Söz konusu program, Ulusal Deniz Güvenliği Komiteleri, Risk Kayıtları ve Stratejilerini geliştirmek için IMO Üye Devletlerine yardımcı olmayı amaçlayan entegre workshopları ve özel olarak tasarlanan desteği içermektedir.

Söz konusu program, Uluslararası Gemi ve Liman Tesisleri Güvenlik Kodu (International Ship and Port Facility Security Code - ISPS) gibi IMO’nun deniz güvenliği tedbirlerini uygulamak için ülkelere sağladığı destek de dahil olmak üzere IMO’nun küresel deniz güvenliği deneyimi baz alınarak dikkatle tasarlanmıştır.

Söz konusu programın takvimi, üç ay ile on sekiz ay arasında değişebilmektedir. Mevcut fona bağlı olarak IMO, programın çerçevesini, workshopta yer alacak uzmanları ve danışmanlık desteğini sağlamak için Üye Devletler ile birlikte çalışacaktır. IMO, 2021'in sonuna doğru başlatılacak ve 18 aylık bir süre içinde tamamlanacak projeyle, Nijerya’nın Ulusal Deniz Güvenliği Stratejisi’nin geliştirilmesini destekleyecektir.

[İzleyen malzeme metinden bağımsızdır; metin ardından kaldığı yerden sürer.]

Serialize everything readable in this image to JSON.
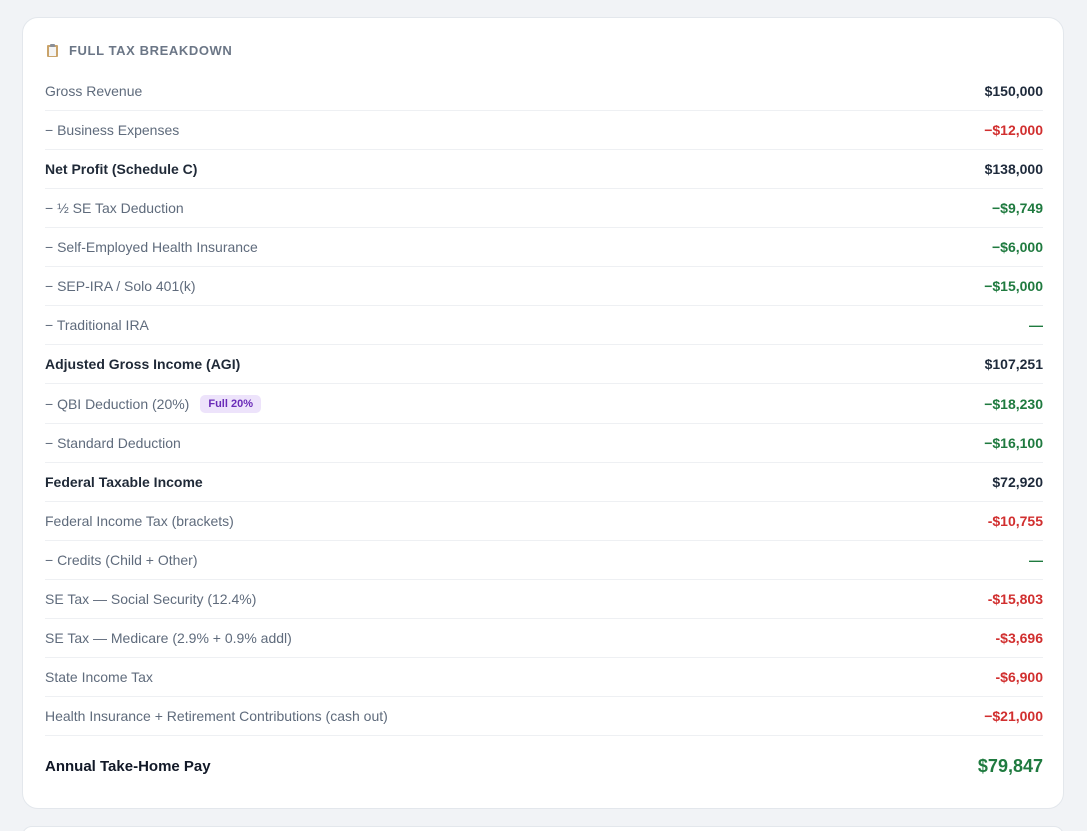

Nijerya Denizcilik İdaresi ve Emniyet Ajansı (Nigerian Maritime Administration and Safety Agency - NIMASA) temsilcileri tarafından 22 Kasım 2021 tarihinde IMO Genel Merkezi’nde gerçekleştirilen ziyaret sırasında, IMO Genel Sekreteri Sayın Kitack LIM’le Nijerya sularındaki deniz güvenliği hususunda güncel bilgiler paylaşılmıştır. NIMASA Genel Direktörü Sayın Bashir JAMOH, Uluslararası Denizcilik Bürosu (International Maritime Bureau – IMB) raporlarında, Gine Körfezi’nde deniz haydutluğu ve silahlı soygunlardan meydana gelen vakalarda %40’lık bir azalma olduğunu gösteren verileri aktarmıştır.

Sayın JAMOH 2020 yılındaki 46 vakaya kıyasla 2021 yılının ilk üç çeyreğinde 28 vakanın raporlandığını belirtmiştir. Bu vakaların dördü Nijerya’da gerçekleşmiş olup 2020 yılının aynı dönemindeki 17 vakayla kıyaslandığında %77'lik bir azalma olduğu kaydedilmiştir. Geçen sene çoğu vakanın karasuların dışında gerçekleştiği, 2021 yılında ise vakaların neredeyse tamamının demirleme yerlerinde ve limanlarda meydana geldiği belirtilmiştir.

NIMASA; işsizlik, yoksulluk, eğitim olanaklarından yoksunluk gibi haydutluk ve deniz güvenliği sorunlarında payı olan sosyo-ekonomik faktörleri tespit etmek için çalışmaktadır. Deniz haydutluğundan etkilenen bölgelerdeki gençlere yönelik alternatif iş fırsatları ve burslar sağlamak amacıyla devam eden denizcilik eğitim programının olumlu bir etkisi olduğu ifade edilmekte olup, geleceğin gemi insanları, balıkçıları, deniz çalışanları olacak bireylere eğitim veren söz konusu program sayesinde hem ekonomik fırsatların yaratılacağı hem de denizcilik sektöründeki uzman personel açığının giderileceği belirtilmektedir.